Single-Tasking

I still think my favorite quote from the TV show Bones was from an interview the title character gave on daytime television.

Interviewer (paraphrased): How do you balance your two careers as world-renown forensic anthropologist and best-selling author?

Brennen: I do one, and then, the other.

~ ~ ~

With the least provocation my mind can leap nearly anywhere, and in the last month I’ve been trying more and more to consciously single-task.

That is, for a while I thought even if I couldn’t do multiple things at the same time, I could be really coordinated and mathematical, overlapping things in a way that would allow for multiple finishes falling out after multiple beginnings. But I learned even that is still beyond my skill-level.

I’m trying to decide if I’m okay with Brennen’s technique (that is, I know I’m not, but I’m wondering if I should be).

There are two things I’m currently learning about single tasking.

  1. To stay focused on what I’ve started, and not get anxious about what’s not happening when my mind jumps there (I still haven’t ordered ballet stuff or pictures, but I am not going to let this food go to waste).
  2. Figure out where to put that collection of littles so they get done (I need to order ballet stuff, so it’ll be here by next class, even though we won’t have it tomorrow).

~ ~ ~

On Wednesday, yesterday, I got more done on a to-do list than maybe I ever have since the beginning of creating to-do lists.

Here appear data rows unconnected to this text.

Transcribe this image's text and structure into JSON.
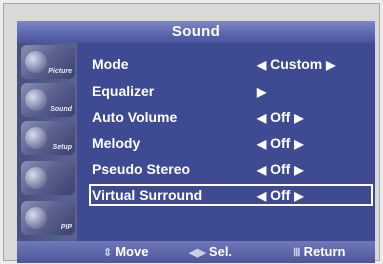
{
  "title": "Sound",
  "sidebar": {
    "items": [
      {
        "icon": "picture-icon",
        "caption": "Picture"
      },
      {
        "icon": "sound-icon",
        "caption": "Sound"
      },
      {
        "icon": "setup-icon",
        "caption": "Setup"
      },
      {
        "icon": "channel-icon",
        "caption": ""
      },
      {
        "icon": "pip-icon",
        "caption": "PIP"
      }
    ]
  },
  "menu": {
    "left_arrow": "◀",
    "right_arrow": "▶",
    "items": [
      {
        "label": "Mode",
        "value": "Custom"
      },
      {
        "label": "Equalizer",
        "value": ""
      },
      {
        "label": "Auto Volume",
        "value": "Off"
      },
      {
        "label": "Melody",
        "value": "Off"
      },
      {
        "label": "Pseudo Stereo",
        "value": "Off"
      },
      {
        "label": "Virtual Surround",
        "value": "Off"
      }
    ],
    "selected_index": 5
  },
  "footer": {
    "move_label": "Move",
    "move_icon": "⇕",
    "select_label": "Sel.",
    "select_icon": "◀▶",
    "return_label": "Return",
    "return_icon": "Ⅲ"
  },
  "colors": {
    "screen_bg": "#3e4a92",
    "title_bg": "#5d68ae",
    "text": "#ffffff"
  }
}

I read to my kids, too, and broke up bickerings and soothed bruised feelings, but I was really focused on the to-do list, and had to wonder if that’s why siblings were so efficient at bruising (albeit not physically) one another.

~ ~ ~

On Tuesday, the day before, I had one of those “ultimate” homeschooling moments that went on for at least an hour.

We had a long drive to make, and (thankfully) my children travel well.  The car is a sort of way I get my physical/mental “space” in the day (children are in their places, I’m in mine; they usually entertain themselves and I can zone out in my own thoughts or with the music).

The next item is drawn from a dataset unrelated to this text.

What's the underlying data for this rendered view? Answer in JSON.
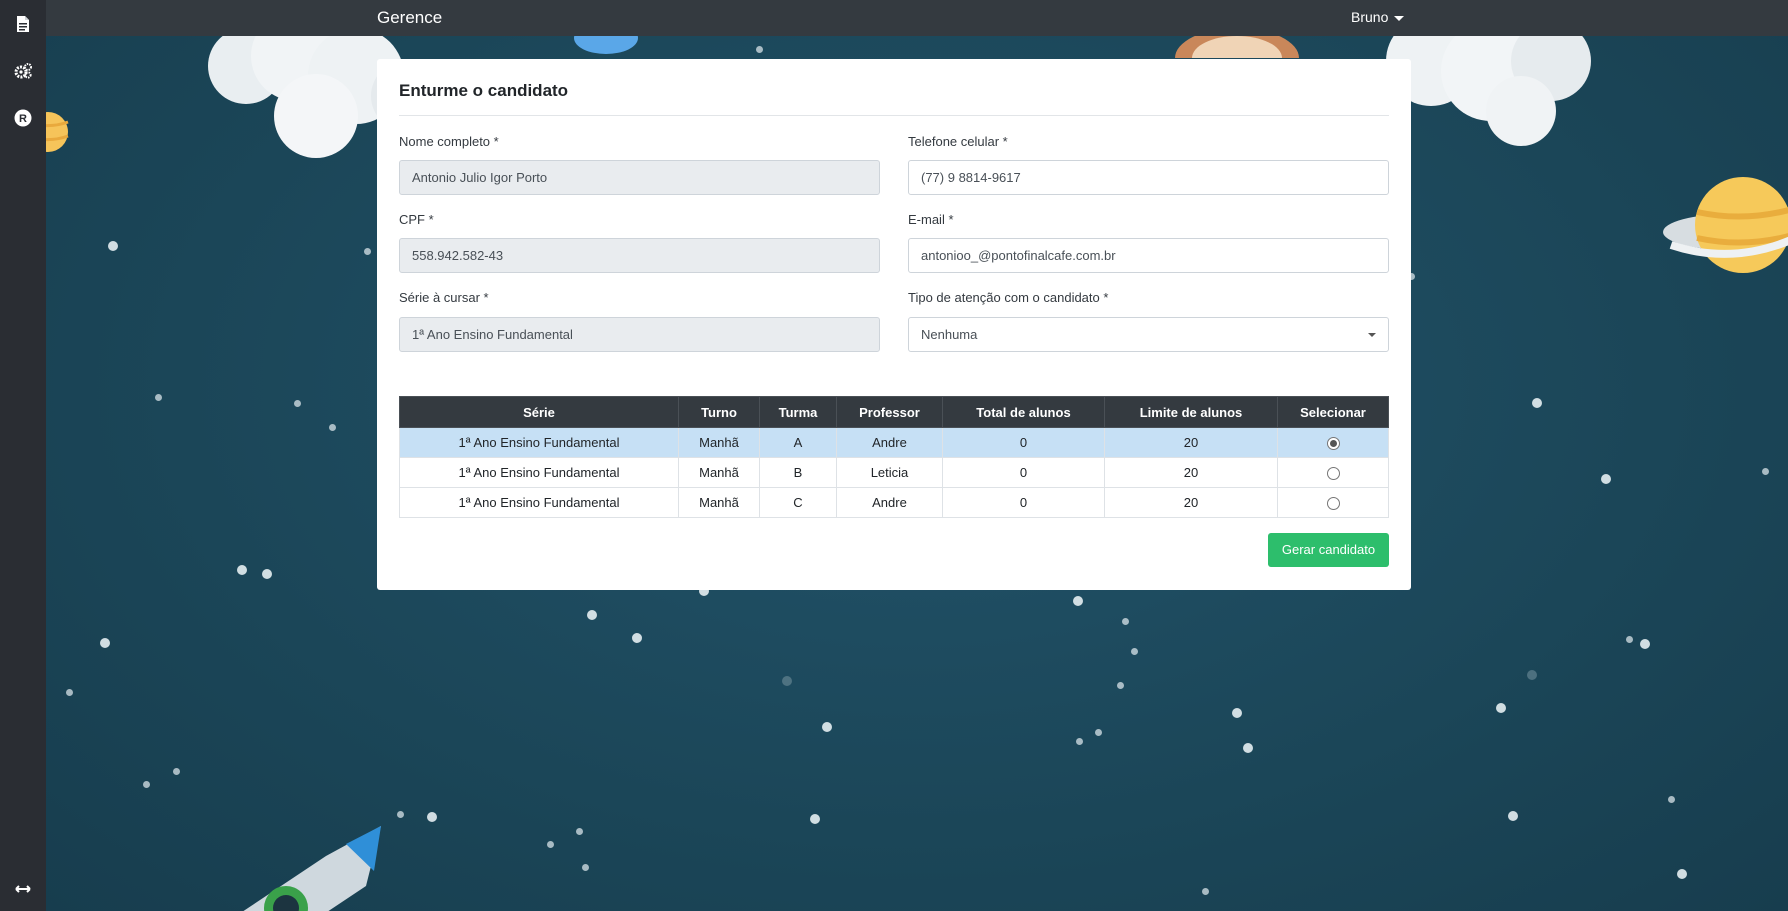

On our way out of town we passed a long line of cars with Joe Miller signs, spurring questions and I began to talk about elections. I tried to say he was running for Senate, but my 4-, 6-, & 7-year-olds didn’t know what Senate meant.

In the last year I’ve been through the whole DVD series of The Truth Project where the lecturer in one episode pointed out the three branches of government came out of Isaiah. So, starting with that verse I began an extemporaneous description about the three branches of government that lasted something like an hour.

It began with political signs and culminated in a touch on the Civil Rights Movement and a character portrait of Ruby Bridges, the 6-year-old black girl who represented the integration of education.

Now, granted, the children were a captive audience, but the amazing thing was that I kept getting distracted (oops, we missed our turn-off) and every time I’d stop talking one of the girls would beg (just like they do when I’m telling a story), “Keep telling us about the Three Branches of Government, Mom!”

When I got to the part about President Lincoln issuing the Emancipation Proclamation (We’ve been reading a lot of slave escape stories) the back seat erupted in cheers. And I was sad to tell them it didn’t mean anything till the end of the war, and even then it took about another 100 years before Ruby Bridges, a little 6-year-old (“Just your age, Melody!”) was allowed to go to the same schools as white children.

“But that’s not kind, Mama!”

Oh I am thankful for my children’s tender hearts.

~ ~ ~

If I’m allowed to look at my days as a whole, I know I am doing everything, and getting better at doing it well. But looking at my children’s needs, I know I need to do differently.

At some point I hope to learn how to multi-task well enough to give that kind of talk while I’m making “fabulous progress” on my to-do lists.